CSULB senior Tanisha Washington, a management information systems and applications development major who once experienced homelessness on Skid Row in Los Angeles, received a $3,000 scholarship last week for her extraordinary educational achievements. Washington is scheduled to receive a Bachelor’s Degree next Spring, and plans to enter the business world before returning for her Master’s. She is this year’s recipient of the William R. Hearst/CSU Trustees’ Award for Outstanding Achievement, which is given to one student at each of the CSU system’s 23 campuses.

In a press release, Washington says she will spend the scholarship on a badly-needed laptop and printer, and also transportation to and from campus every day. She holds a 3.9 GPA and is a member of several esteemed honors organizations, and hopes to one day start a business based on a school project she directed that designed shoes out of recycled plastic bags.

The purpose of the project was to reduce the environmental effects of production and provide for children in need; children like Washington herself, whose family was so deeply hurt by her father’s death that they were forced into homelessness for a time. Washington, her two siblings and her disabled mother briefly lived on Los Angeles’ infamously tough Skid Row in 2003.

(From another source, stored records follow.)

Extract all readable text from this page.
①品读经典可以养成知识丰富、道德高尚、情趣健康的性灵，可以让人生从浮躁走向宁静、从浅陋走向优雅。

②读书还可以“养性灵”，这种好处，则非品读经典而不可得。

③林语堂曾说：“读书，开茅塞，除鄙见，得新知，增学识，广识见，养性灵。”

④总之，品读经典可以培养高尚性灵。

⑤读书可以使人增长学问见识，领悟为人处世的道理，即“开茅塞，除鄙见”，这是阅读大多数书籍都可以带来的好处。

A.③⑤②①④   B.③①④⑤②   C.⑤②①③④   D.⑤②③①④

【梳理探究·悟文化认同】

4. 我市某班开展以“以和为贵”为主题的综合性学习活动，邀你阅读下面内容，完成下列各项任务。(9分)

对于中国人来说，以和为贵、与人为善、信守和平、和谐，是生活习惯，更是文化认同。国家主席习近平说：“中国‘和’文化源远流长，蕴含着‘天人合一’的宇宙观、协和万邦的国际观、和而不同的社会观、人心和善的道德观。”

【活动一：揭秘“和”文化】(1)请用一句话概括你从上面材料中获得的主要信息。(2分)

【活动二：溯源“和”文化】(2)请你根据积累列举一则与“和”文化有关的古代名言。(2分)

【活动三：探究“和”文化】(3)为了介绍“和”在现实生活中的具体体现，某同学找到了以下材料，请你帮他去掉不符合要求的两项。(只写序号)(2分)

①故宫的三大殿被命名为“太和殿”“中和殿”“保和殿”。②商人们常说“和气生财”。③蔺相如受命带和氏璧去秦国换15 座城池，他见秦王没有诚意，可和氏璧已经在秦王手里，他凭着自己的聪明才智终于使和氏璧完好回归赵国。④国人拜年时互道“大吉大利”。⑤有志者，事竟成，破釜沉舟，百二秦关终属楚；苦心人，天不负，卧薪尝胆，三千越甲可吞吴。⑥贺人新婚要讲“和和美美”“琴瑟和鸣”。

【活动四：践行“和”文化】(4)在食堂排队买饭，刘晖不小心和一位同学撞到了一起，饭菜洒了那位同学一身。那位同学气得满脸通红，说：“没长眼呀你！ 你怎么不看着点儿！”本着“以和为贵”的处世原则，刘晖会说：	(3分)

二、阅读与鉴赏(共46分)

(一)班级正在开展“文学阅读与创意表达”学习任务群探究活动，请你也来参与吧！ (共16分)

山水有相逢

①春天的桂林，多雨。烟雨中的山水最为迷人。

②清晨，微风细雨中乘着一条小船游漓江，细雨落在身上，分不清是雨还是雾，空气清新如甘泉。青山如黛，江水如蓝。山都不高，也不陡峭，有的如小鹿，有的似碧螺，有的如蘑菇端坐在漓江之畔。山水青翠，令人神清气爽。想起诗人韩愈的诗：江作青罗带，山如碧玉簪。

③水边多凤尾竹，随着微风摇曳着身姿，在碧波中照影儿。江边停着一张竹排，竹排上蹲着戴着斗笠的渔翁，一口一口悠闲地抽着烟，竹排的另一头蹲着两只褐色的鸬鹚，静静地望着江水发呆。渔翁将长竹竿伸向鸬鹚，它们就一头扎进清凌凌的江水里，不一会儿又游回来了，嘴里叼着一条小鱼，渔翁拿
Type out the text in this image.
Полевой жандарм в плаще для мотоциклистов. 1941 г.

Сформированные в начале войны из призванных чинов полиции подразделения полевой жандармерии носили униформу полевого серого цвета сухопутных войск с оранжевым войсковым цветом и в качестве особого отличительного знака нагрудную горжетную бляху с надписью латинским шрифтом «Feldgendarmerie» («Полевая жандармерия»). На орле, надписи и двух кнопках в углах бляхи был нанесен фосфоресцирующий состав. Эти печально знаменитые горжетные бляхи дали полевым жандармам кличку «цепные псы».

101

“Sometimes it is hard for me to believe that I have come so far in my educational journey,” said Washington, in a CSULB press release. “I won a scholarship and internship offer from Google, took first place in an innovation challenge, and received one of the greatest recognitions a student can get by being named a William R. Hearst/CSU Trustees’ Outstanding Achievement scholar. It is all so unreal! The possibilities for the future truly are endless. CSULB has given me the confidence that I can accomplish anything.”